Il a déclaré : "En matière de développements régionaux, nous réaffirmons notre soutien et notre appui à toutes les initiatives et efforts déployés par les frères arabes ainsi que par la République islamique du Pakistan pour mettre fin aux tensions et instaurer la stabilité dans la région du Golfe, garantissant ainsi la sécurité, la stabilité et la souveraineté des États de la région, notamment entre la République islamique d'Iran et ses voisins du Conseil de coopération du Golfe, ainsi que ses voisins arabes et islamiques".
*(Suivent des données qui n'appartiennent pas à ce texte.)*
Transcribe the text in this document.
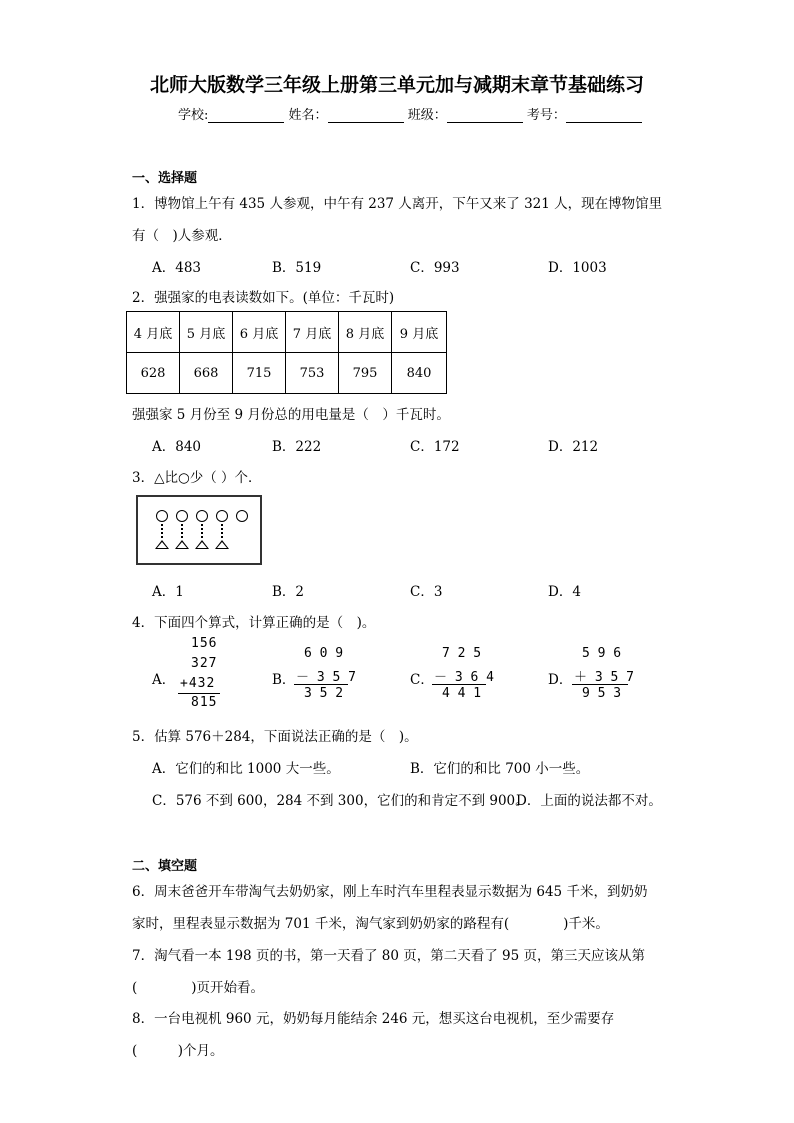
北师大版数学三年级上册第三单元加与减期末章节基础练习
学校:	姓名：	班级：	考号：
一、选择题
1．博物馆上午有 435 人参观，中午有 237 人离开，下午又来了 321 人，现在博物馆里
有（　)人参观．
A．483	B．519	C．993	D．1003
2．强强家的电表读数如下。(单位：千瓦时)
4 月底	5 月底	6 月底	7 月底	8 月底	9 月底
628	668	715	753	795	840
强强家 5 月份至 9 月份总的用电量是（　）千瓦时。
A．840	B．222	C．172	D．212
3．△比○少（ ）个．
A．1	B．2	C．3	D．4
4．下面四个算式，计算正确的是（　)。
A．
156
327
+432
815
B．
6 0 9
－ 3 5 7
3 5 2
C．
7 2 5
－ 3 6 4
4 4 1
D．
5 9 6
＋ 3 5 7
9 5 3
5．估算 576＋284，下面说法正确的是（　)。
A．它们的和比 1000 大一些。	B．它们的和比 700 小一些。
C．576 不到 600，284 不到 300，它们的和肯定不到 900。
D．上面的说法都不对。
二、填空题
6．周末爸爸开车带淘气去奶奶家，刚上车时汽车里程表显示数据为 645 千米，到奶奶
家时，里程表显示数据为 701 千米，淘气家到奶奶家的路程有(　　　　)千米。
7．淘气看一本 198 页的书，第一天看了 80 页，第二天看了 95 页，第三天应该从第
(　　　　)页开始看。
8．一台电视机 960 元，奶奶每月能结余 246 元，想买这台电视机，至少需要存
(　　　)个月。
D'autre part, le président du Conseil des députés a déclaré : "L'imam al-Sadr... est porté disparu avec ses deux compagnons, le cheikh Muhammad Yacoub et le journaliste Abbas Badreddine, en Libye depuis 48 ans. Le geôlier et le criminel sont décédés, mais l'esprit qui a hérité de leur legacy, malheureusement, est toujours le même : celui de la dissimulation, de la manipulation, et de la non-coopération avec le Liban sur les plans judiciaire, humain et moral, ce qui entrave la libération de l'imam al-Sadr et de ses compagnons, ainsi que la clarification des circonstances de cette affaire qui constitue une responsabilité nationale".
Il a affirmé que la question de l'imam al-Sadr et de ses compagnons "était, doit être et restera une affaire de tous les Libanais. Suivre cette affaire n'est pas seulement une responsabilité du pouvoir judiciaire libanais, mais aussi de toutes les institutions officielles". Il a jugé que la persistance des autorités libyennes dans une politique de non-coopération les place dans la catégorie de la complicité et de l'acharnement dans la commission de ce crime, que nous ne pardonnerons jamais, ni ne tolérerons, ni ne ferons preuve de faiblesse envers les auteurs, ni envers ceux qui cherchent à entourer davantage de mystère autour de cette affaire, utilisant toutes les voies prévues par le droit libanais et international, notamment dans les cas d'enlèvements forcés".